No fundo, mais do que o mero apelo ao processual e ao contingente e à integração do espectador na obra, o objectivo de Kaprow era a reclamação da possível fusão entre arte e vida, e que essa aporia seria resolvida através de uma premonição:

Young artists of today need no longer say, "I am a painter" or "a poet" or "a dancer". They are simply "artists". All of life will be open to them. They will discover out of ordinary things the meaning of ordinariness. They will not try to make them extraordinary but will only state their real meaning. But out of nothing they will devise the extraordinary and then maybe nothingness as well. People will be delighted or horrified, critics will be confused or amused, but these, I am certain, will be the alchemies of the 1960's. (15)

Estas alquimias, que se viriam sem dúvida a confirmar, prolongam-se muito para lá do horizonte temporal da década de sessenta, e, mais do que isso, representam um fluxo subterrâneo que encontra como palco todo o século XX, e a sua maior visibilidade a partir dessa década depende apenas da sua conversão numa corrente maioritária e em vias de aceitação e institucionalização.

Assim, depois destes dois parênteses introdutórios, o primeiro devedor do fascínio que aquelas caixas vazias sempre exerceram sobre mim, o segundo da importância dos conceitos introduzidos por Kaprow: a ideia de performatividade e teatralização da arte e a vontade totalizadora de fusão entre a vida e a arte — questões características duma vontade concretizadora da utopia vanguardista da interactividade e da negação da automia da arte —, procurar-se-á então lugar para uma discussão do conceito que, à falta de melhor, designarei aqui como modelo extra-escultural (16).

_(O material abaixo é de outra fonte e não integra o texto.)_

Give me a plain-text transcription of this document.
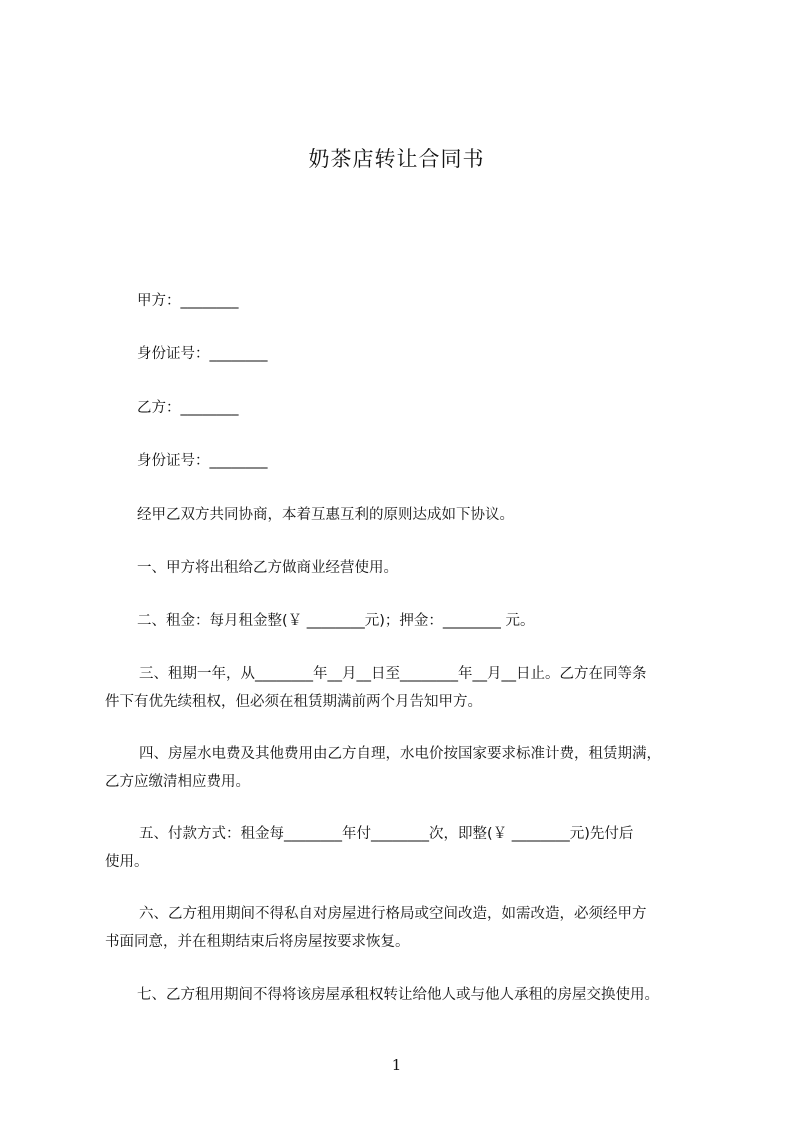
奶茶店转让合同书
甲方：________
身份证号：________
乙方：________
身份证号：________
经甲乙双方共同协商，本着互惠互利的原则达成如下协议。
一、甲方将出租给乙方做商业经营使用。
二、租金：每月租金整(￥ ________元)；押金：________ 元。
三、租期一年，从________年__月__日至________年__月__日止。乙方在同等条
件下有优先续租权，但必须在租赁期满前两个月告知甲方。
四、房屋水电费及其他费用由乙方自理，水电价按国家要求标准计费，租赁期满，
乙方应缴清相应费用。
五、付款方式：租金每________年付________次，即整(￥ ________元)先付后
使用。
六、乙方租用期间不得私自对房屋进行格局或空间改造，如需改造，必须经甲方
书面同意，并在租期结束后将房屋按要求恢复。
七、乙方租用期间不得将该房屋承租权转让给他人或与他人承租的房屋交换使用。
1
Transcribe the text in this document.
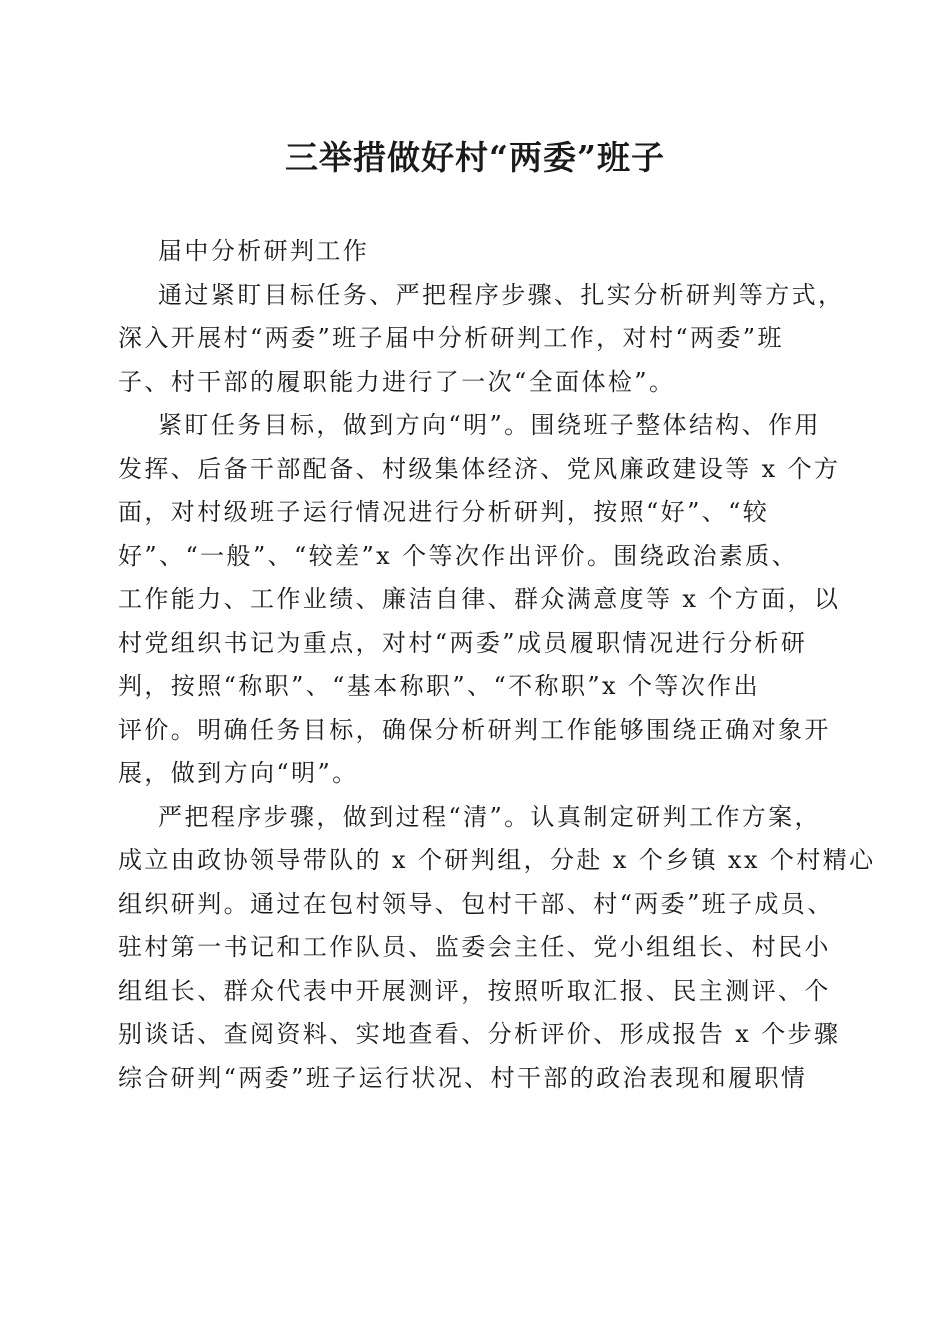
三举措做好村“两委”班子
届中分析研判工作
通过紧盯目标任务、严把程序步骤、扎实分析研判等方式，
深入开展村“两委”班子届中分析研判工作，对村“两委”班
子、村干部的履职能力进行了一次“全面体检”。
紧盯任务目标，做到方向“明”。围绕班子整体结构、作用
发挥、后备干部配备、村级集体经济、党风廉政建设等 x 个方
面，对村级班子运行情况进行分析研判，按照“好”、“较
好”、“一般”、“较差”x 个等次作出评价。围绕政治素质、
工作能力、工作业绩、廉洁自律、群众满意度等 x 个方面，以
村党组织书记为重点，对村“两委”成员履职情况进行分析研
判，按照“称职”、“基本称职”、“不称职”x 个等次作出
评价。明确任务目标，确保分析研判工作能够围绕正确对象开
展，做到方向“明”。
严把程序步骤，做到过程“清”。认真制定研判工作方案，
成立由政协领导带队的 x 个研判组，分赴 x 个乡镇 xx 个村精心
组织研判。通过在包村领导、包村干部、村“两委”班子成员、
驻村第一书记和工作队员、监委会主任、党小组组长、村民小
组组长、群众代表中开展测评，按照听取汇报、民主测评、个
别谈话、查阅资料、实地查看、分析评价、形成报告 x 个步骤
综合研判“两委”班子运行状况、村干部的政治表现和履职情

Este termo contém em si mesmo os germes da contradição, remetendo para um posicionamento exterior ao campo escultural e, por outro lado, não deixando de manter um relacionamento umbilical com aquilo que parece ser o seu objecto de negação.
Como o próprio termo indica, pretende-se delimitar um conjunto de práticas artísticas que já não sendo estritamente escultura, funcionam ainda nas suas margens; isto é, e seguindo a delimitação proposta na introdução a este trabalho, tomando sempre como referência constitutiva o modelo escultural — uma categoria algo complexa — sem contudo deixar de se lhe opôr. Assim, é-lhe inerente uma certa negatividade, já que imediatamente remete para uma aparente definição por oposição. Ora, não é exactamente disso que se trata mas antes da análise de um conjunto de fenómenos que se colocam nesse espaço intersticial que resulta de uma negatividade por contacto — um pouco como no fabrico de um qualquer molde. Por razões metodológicas óbvias ficaremos sempre na proximidade dessa linha de fronteira entre o escultural e o não-escultural, escapando assim a um alargamento incontrolável do campo de análise.
Neste comunicação, tentarei, ainda que sob uma forma mais ou menos esquemática, distinguir os dois momentos que marcam a afirmação deste modelo e que poderemos designar através de outros tantos termos que se opõem e completam: desmembramento e reconstrução, entendendo o primeiro na literalidade do seu significado — o desmantelamento do modelo escultural constitutivo —, e o segundo como resultado da redefinição normativa das fronteiras estilhaçadas, na medida em que seja possível uma tão grande sistematização.
Pelo meio ficará ainda a ideia de desmaterialização do objecto artístico, conceito tão controverso (e contraditório, mas simultaneamente usado em profusão) que terá contribuído como poucos para o exacto desvanecimento não só do objecto de arte mas também do conjunto de normas e modelos que sustentavam de algum modo a prática artística.
Refiro-me então a todo o processo de construção do paradigma, pois esse modelo extra-escultural ter-se-á guindado exactamente a essa condição e, hoje, os conceitos que envolve encontram-se perfeitamente assimilados. O olhar que possamos lançar retrospectivamente sobre esses acontecimentos não deixará nunca de estar condicionado por aquilo que aconteceu depois, especialmente se verificarmos que, sob um modelo reconstrutivo e por vezes algo distanciado, muitas destas questões tem sido implacavelmente recuperadas e reavaliadas por algumas das mais interessantes propostas da contemporaneidade.
Aquilo que se propõe é um recuo (anos 60/70) para análise do processo dessa assimilação, quando ainda era possível falar, mesmo que de forma limitada, de transgressão de um modelo, de uma norma. Nesse recuo, e mesmo arriscando o carácter redutor de qualquer classificação, gostaria de pensar o momento — o tal primeiro tempo — do desmembramento do conceito de escultura como ligado intimamente à arte dos anos 60, muito em especial ao minimalismo e depois ao chamado pós-minimalismo; e associar a ideia de reconstrução — o segundo tempo — à fixação de um novo modelo, de um novo paradigma (ou paradigmas), que se teria efectuado de um modo extensivo ao longo da década de 70. Para isso escolhi dois textos que se podem considerar incontornáveis neste caso, o que nos permite pensar também sobre a importância que tomam os próprios discursos que envolvem a arte, numa lógica de retroversões constantes entre a prática e a teoria artísticas. São eles "Art and Objecthood" (17) de Michael Fried, publicado em 1967 na Artforum, e "Sculpture in Expanded Field" (18) de Rosalind Krauss, um texto de 1979. Com este recurso à teoria da arte não quero procurar nenhuma análise ad litteram mas antes, e porque é disso que se trata, procurar compreender os mecanismos de assimilação e transformação em norma de comportamentos aparentemente desviantes.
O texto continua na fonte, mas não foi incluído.